Kamuoyunda “yenidoğan çetesi” olarak bilinen çeteyle ilgili davada Bakırköy 22. Ağır Ceza Mahkemesi, dün gece ara kararını açıkladı. Kararda, 7 sanığın daha tutuklanmasına, tutuklu yargılanan 22 sanığın tutukluluk hâllerinin devamına karar verildi. Duruşma, 13 Ocak’a ertelendi.

İstanbul Tabip Odası üyeleri de davaya ilişkin Bakırköy Adliyesi önünde bugün eylem yaptı. Oda Başkanı Osman Küçükosmanoğlu, AKP’nin Sağlıkta Dönüşüm Programı’nı eleştirdi. Küçükosmanoğlu, şunları söyledi:

"Erdoğan, siyasi sorumludur. Bu davayı sadece burada 47 kişinin omuzlarına yüklemek ve buradan kurtulmak gerçekten vicdansızlıktır"

“Hekimlerin çoğunun tercihi değil şirket kurarak çalışmak. Bu neredeyse zorunlu hale gelen bir şey. Tabii ki bu şirket kurarak çalışma durumunda suistimallere açık olan bir durum var. Ortada ciro, hak ediş, yüzde var. Bunların hepsi bu sistemin yarattığı kavramlar. Dolayısıyla bu sistemleri, bu yönetimleri, bu yönetmelikleri, bu kanunları çıkaran; adını da söyleyelim AKP hükümeti, siyasi iktidar, Cumhurbaşkanlığı Hükümet Sistemi oldu, Sayın Recep Tayyip Erdoğan, siyasi sorumludur. Bu davayı sadece burada 47 kişinin omuzlarına yüklemek ve buradan kurtulmak gerçekten vicdansızlıktır. Elbette bu davanın sonunda yargılama sonucunun adil olacağına da inanıyoruz ve hak edenlerin hak ettikleri ağır cezalara çarptırılmasını da bekliyoruz. Aynı zamanda biz kanunların bize verdiği yetkiyle bir disiplin soruşturmasını da yürütüyoruz. Tabii bu davaya bizim ilgimiz bitmeyecek. Yaşamını kaybeden bebeklerden bahsediliyor ama bunun yanında hastanede yapılan bütün işlemlerle ilgili bütün ortaya çıkan istenmeyen sonuçların tümüyle ilgili bir sorgulama başladı. Hekimler, sağlık çalışanları adeta töhmet altında bırakıldı ve bu da sağlık hizmetini engelleyen bir durum. Yani sağlıkta dönüşümün yarattığı şeylerden bir tanesi de hastayla hekim arasındaki güven ilişkisini kırmasıdır, bozmasıdır.”

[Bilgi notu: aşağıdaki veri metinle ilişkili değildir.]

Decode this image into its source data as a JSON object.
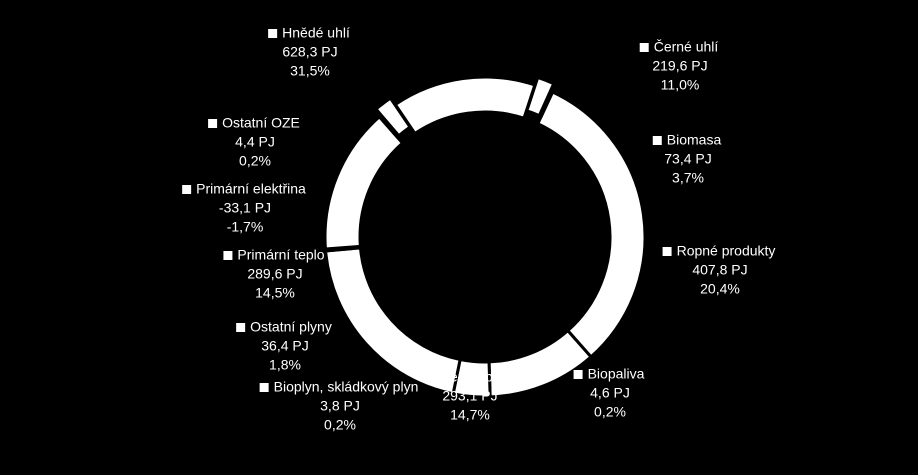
{
  "chart_data": {
    "type": "donut",
    "categories": [
      "Hnědé uhlí",
      "Černé uhlí",
      "Biomasa",
      "Ropné produkty",
      "Biopaliva",
      "Zemní plyn",
      "Bioplyn, skládkový plyn",
      "Ostatní plyny",
      "Primární teplo",
      "Primární elektřina",
      "Ostatní OZE"
    ],
    "values": [
      628.3,
      219.6,
      73.4,
      407.8,
      4.6,
      293.1,
      3.8,
      36.4,
      289.6,
      -33.1,
      4.4
    ],
    "value_labels": [
      "628,3 PJ",
      "219,6 PJ",
      "73,4 PJ",
      "407,8  PJ",
      "4,6  PJ",
      "293,1  PJ",
      "3,8  PJ",
      "36,4  PJ",
      "289,6  PJ",
      "-33,1  PJ",
      "4,4  PJ"
    ],
    "percents": [
      31.5,
      11.0,
      3.7,
      20.4,
      0.2,
      14.7,
      0.2,
      1.8,
      14.5,
      -1.7,
      0.2
    ],
    "percent_labels": [
      "31,5%",
      "11,0%",
      "3,7%",
      "20,4%",
      "0,2%",
      "14,7%",
      "0,2%",
      "1,8%",
      "14,5%",
      "-1,7%",
      "0,2%"
    ],
    "color": "#ffffff"
  }
}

DIŞİŞLERİ BAKANI HAKAN FİDAN ŞAM'DA DIŞİŞLERİ BAKANI HAKAN FİDAN ŞAM'DA

“Çetelere bağışıklığın yolu, bozuk sistemi düzeltmekten geçmektedir”

Hazırlanan ortak açıklamayı okuyan doktor Feray Kaya, şu çağrıları dile getirdi:

“Görünürdeki suçluların yargılanması ve hak ettikleri cezalara çarptırılmaları yetmez. Hem bu mahkeme salonlarında hem kamuoyu vicdanında piyasacı sağlık sistemi ve uygulayıcıları da yargılanmalıdır. Kamu hastanelerinde yoğun bakım yatak kapasitesi yeterli düzeye çıkarılmalı, SGK’nın özel hastanelerden hizmet satın alma uygulamasına yoğun bakım hizmetlerinden başlamak üzere bir an önce son verilmelidir. Skandala adı karışan hastanelerin ruhsatı iptal edilmiş, faaliyetleri durdurulmuştur. Yakın zaman önce kayyum atandığı kamuoyuna yansımıştır. Oysa yapılması gereken bu hastanelerin kapasitesinden kamunun yararlanması adına kamu denetiminde açılmaları, oluşan maddi-manevi zararların bu yolla karşılanması ve skandala adı karışmamış ancak işsiz kalarak mağdur olan hekim ve sağlık çalışanlarının hak kaybına uğramadan kamuda istihdam olanaklarının yaratılmasıdır. Başta en son çıkarılan Aile Hekimliği yönetmeliği olmak üzere Sağlıkta Dönüşüm Programı’nın getirdiği sağlığı ticari hâle getiren düzenlemeler derhal geri çekilmelidir. Sağlıkta çetelere bağışıklığın yolu, bozuk sistemi düzeltmekten geçmektedir. İstanbul Tabip Odası olarak sağlık hakkı mücadelemizi bu perspektifle sürdürmeye devam edeceğiz.”